Despite the caricature Marxist idea that material reality decides everything, there is also a cultural reality, which has an autonomy. The previous political cultures in a working class, social-democratic, Stalinist, or other, have an autonomy.

The culture does not change easily. In fact the culture on the revolutionary left didn’t change much, because the IS group adopted much of the culture of the previous SLL, as sea-creatures crawl into shells. As the SLL declined in the 1970s, its culture was taken over by the IS group.

That autonomy of culture is in fact what Trotsky summed up in the idea of "the crisis of leadership", or it’s a facet of the same thing. Workers tend to stick with the organisation that educated them or first brought them into political life, and new activists tend to take their political culture from the main body of established activists which they first find. That is true within the revolutionary left, too.

Not many people survived politically from the wreckage of the SLL, and possibly not many will survive from the crisis of the SWP.

But IS grew from the mid 1960s through the early 1970s. It had resources. It raised quite a lot of money because it had quite a lot of well-off members.

In 1971 SWP (then called IS) had 115 branches, with an average of maybe 20 active members per branch. Today the SWP has 93 branches, and a branch is considered thriving if its attendance is in double figures. The SWP’s growth, or lack of it, since the early 1970s gives little basis for boasting.

Despite its exaggerated claims, the SWP has maybe a thousand active members, and another thousand or so people who pay dues and occasionally attend SWP mobilisations.

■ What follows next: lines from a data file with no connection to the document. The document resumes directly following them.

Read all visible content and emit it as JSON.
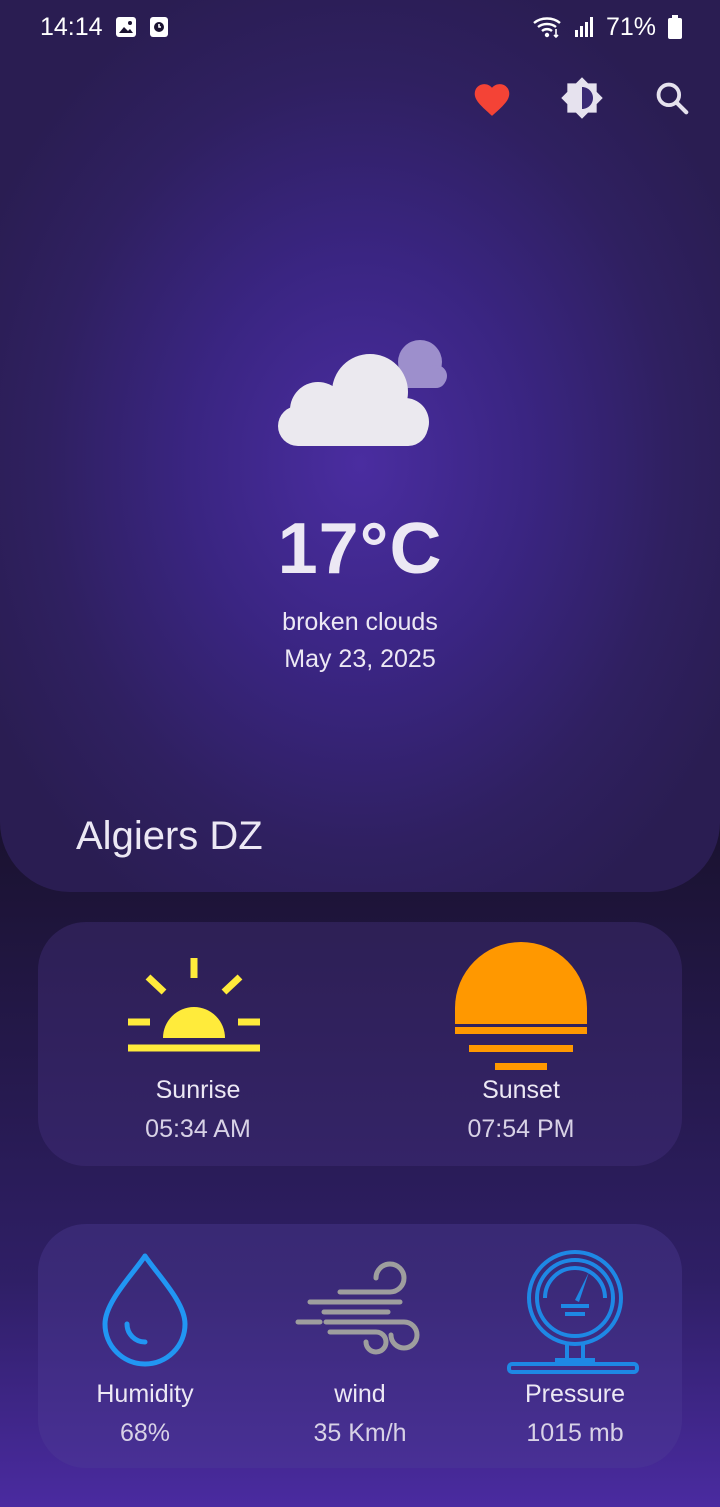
{
  "status_bar": {
    "time": "14:14",
    "battery": "71%",
    "icons": [
      "gallery-icon",
      "clock-notification-icon",
      "wifi-icon",
      "signal-icon",
      "battery-icon"
    ]
  },
  "actions": {
    "favorite_icon": "heart-icon",
    "theme_icon": "brightness-icon",
    "search_icon": "search-icon"
  },
  "current": {
    "icon": "broken-clouds-icon",
    "temperature": "17°C",
    "condition": "broken clouds",
    "date": "May 23, 2025",
    "city": "Algiers DZ"
  },
  "sun": {
    "sunrise_label": "Sunrise",
    "sunrise_time": "05:34 AM",
    "sunset_label": "Sunset",
    "sunset_time": "07:54 PM"
  },
  "stats": {
    "humidity_label": "Humidity",
    "humidity_value": "68%",
    "wind_label": "wind",
    "wind_value": "35 Km/h",
    "pressure_label": "Pressure",
    "pressure_value": "1015 mb"
  },
  "colors": {
    "heart": "#f44336",
    "sunrise": "#ffeb3b",
    "sunset": "#ff9800",
    "humidity": "#2196f3",
    "wind": "#9e9e9e",
    "pressure": "#1e88e5"
  }
}
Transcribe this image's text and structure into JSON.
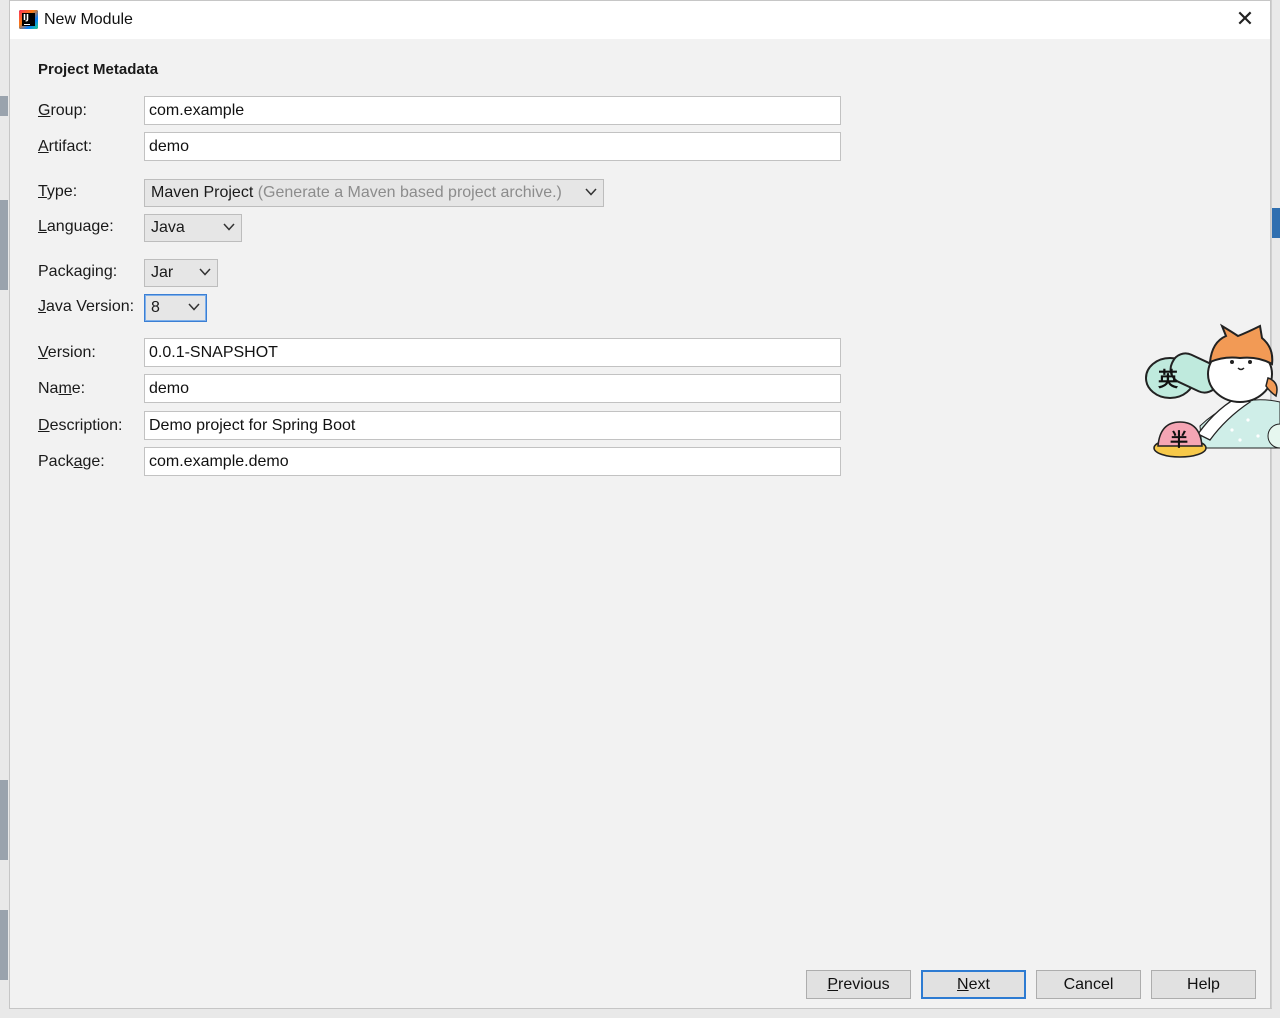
{
  "window": {
    "title": "New Module",
    "close_glyph": "✕"
  },
  "form": {
    "section_title": "Project Metadata",
    "group": {
      "label_mnemonic": "G",
      "label_rest": "roup:",
      "value": "com.example"
    },
    "artifact": {
      "label_mnemonic": "A",
      "label_rest": "rtifact:",
      "value": "demo"
    },
    "type": {
      "label_mnemonic": "T",
      "label_rest": "ype:",
      "value": "Maven Project",
      "hint": "(Generate a Maven based project archive.)"
    },
    "language": {
      "label_mnemonic": "L",
      "label_rest": "anguage:",
      "value": "Java"
    },
    "packaging": {
      "label_pre": "Packaging:",
      "value": "Jar"
    },
    "java_version": {
      "label_mnemonic": "J",
      "label_rest": "ava Version:",
      "value": "8"
    },
    "version": {
      "label_mnemonic": "V",
      "label_rest": "ersion:",
      "value": "0.0.1-SNAPSHOT"
    },
    "name": {
      "label_pre": "Na",
      "label_mnemonic": "m",
      "label_rest": "e:",
      "value": "demo"
    },
    "description": {
      "label_mnemonic": "D",
      "label_rest": "escription:",
      "value": "Demo project for Spring Boot"
    },
    "package": {
      "label_pre": "Pack",
      "label_mnemonic": "a",
      "label_rest": "ge:",
      "value": "com.example.demo"
    }
  },
  "buttons": {
    "previous": {
      "mnemonic": "P",
      "rest": "revious"
    },
    "next": {
      "mnemonic": "N",
      "rest": "ext"
    },
    "cancel": {
      "label": "Cancel"
    },
    "help": {
      "label": "Help"
    }
  },
  "overlay": {
    "badge_top": "英",
    "badge_bottom": "半"
  },
  "icons": {
    "app": "intellij-idea-icon",
    "chevron": "chevron-down-icon"
  }
}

The SWP seems more prominent on the left today because the groups which in the early 1970s were bigger than it (the Communist Party and Healy’s Workers’ Revolutionary Party), and those which then were smaller but visibly in the same league (the IMG and Militant), have imploded or collapsed. The Militant (continued as the SP) has revived a little since its low point of the 1990s, but those other groups exist today only as small splinters.

The SWP today, also, has built up a large income (it has quite a few old-timers who no longer do much activity but have well-paid jobs), and so can finance several dozen full-time organisers, whose activity makes up much of the profile of the SWP.

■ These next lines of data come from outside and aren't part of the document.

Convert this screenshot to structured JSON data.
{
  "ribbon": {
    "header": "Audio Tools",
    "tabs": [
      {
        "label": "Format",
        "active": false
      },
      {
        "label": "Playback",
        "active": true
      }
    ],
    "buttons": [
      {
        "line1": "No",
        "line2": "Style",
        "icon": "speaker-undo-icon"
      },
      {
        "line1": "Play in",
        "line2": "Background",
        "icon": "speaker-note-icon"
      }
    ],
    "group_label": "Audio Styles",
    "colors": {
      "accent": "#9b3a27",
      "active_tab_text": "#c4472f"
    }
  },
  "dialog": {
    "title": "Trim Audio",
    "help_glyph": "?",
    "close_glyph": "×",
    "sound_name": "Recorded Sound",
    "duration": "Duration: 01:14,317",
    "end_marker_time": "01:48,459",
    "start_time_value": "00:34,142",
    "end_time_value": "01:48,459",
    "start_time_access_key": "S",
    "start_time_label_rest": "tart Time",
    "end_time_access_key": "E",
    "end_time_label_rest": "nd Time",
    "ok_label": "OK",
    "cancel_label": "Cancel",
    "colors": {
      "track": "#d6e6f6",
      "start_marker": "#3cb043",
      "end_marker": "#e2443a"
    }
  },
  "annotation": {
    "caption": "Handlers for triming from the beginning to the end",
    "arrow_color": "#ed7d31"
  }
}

The SWP has had ups as well as downs since the early 1970s. Its status as the most visible group on the left has enabled it to recruit, over the years, many talented activists. However, that it has avoided implosion since the early 1970s is no vindication of its political twists and turns.

And it holds good only until larger political tumult either throws the SWP into crisis, or creates a radicalisation lively enough to give raw material for other groups to outstrip the lead which political inertia gives to the SWP, or both.